A key factor contributing to the sales increase was a notable rise in housing inventory. There were 1.54 million homes for sale at the end of May, a more than 20% increase from the previous year. Despite this growth, supply remains tight, with a 4.6-month supply at the current sales pace. This limited inventory continues to drive up prices. The median price for an existing home in May reached $422,800—a record high for the month and a 1.3% increase year over year.

Upper Market Slows as Buyers Face Affordability, Inventory, and Interest Rate Challenges

Sales patterns varied across price segments.

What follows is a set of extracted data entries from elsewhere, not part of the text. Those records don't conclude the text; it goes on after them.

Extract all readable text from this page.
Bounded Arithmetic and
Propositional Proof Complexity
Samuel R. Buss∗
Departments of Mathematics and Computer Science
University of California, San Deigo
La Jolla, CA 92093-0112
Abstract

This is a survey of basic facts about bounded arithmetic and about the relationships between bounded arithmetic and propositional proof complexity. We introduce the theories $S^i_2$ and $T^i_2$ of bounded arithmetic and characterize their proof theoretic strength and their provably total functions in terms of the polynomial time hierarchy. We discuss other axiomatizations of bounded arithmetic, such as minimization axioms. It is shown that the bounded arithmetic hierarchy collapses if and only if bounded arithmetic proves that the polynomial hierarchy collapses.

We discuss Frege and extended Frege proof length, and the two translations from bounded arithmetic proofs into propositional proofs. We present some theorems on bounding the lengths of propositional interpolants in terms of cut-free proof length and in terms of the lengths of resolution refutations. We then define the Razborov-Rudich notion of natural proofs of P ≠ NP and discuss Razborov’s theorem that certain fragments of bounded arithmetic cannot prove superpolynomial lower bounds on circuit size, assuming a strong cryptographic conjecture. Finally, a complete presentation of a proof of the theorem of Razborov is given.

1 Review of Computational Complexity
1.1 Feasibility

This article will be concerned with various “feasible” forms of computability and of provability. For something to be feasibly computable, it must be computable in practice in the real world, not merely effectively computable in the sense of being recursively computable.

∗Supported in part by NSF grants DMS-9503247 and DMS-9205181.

Homes priced between $750,000 and $1 million were the only category to register a sales increase, albeit a modest 1%. Conversely, the $1 million-plus segment saw a decline compared to a year ago.

For the first time in 20 months, the upper end of the market is no longer outperforming others, potentially influenced by recent stock market volatility tied to new tariff announcements. Despite the stronger supply in higher price ranges, demand appears to be normalizing across segments.

Homes are staying on the market longer, with an average of 27 days to sell versus 24 days a year ago. First-time buyers made up just 30% of purchases, a slight drop from 31% last year and still below historical norms. Meanwhile, the share of all-cash transactions rose to 27%, up from the previous year.

Buyer demand remains relatively strong, with 28% of homes selling above list price, up significantly from the previous month’s 18%. These trends reflect a market still grappling with affordability constraints, limited affordable inventory, and high borrowing costs.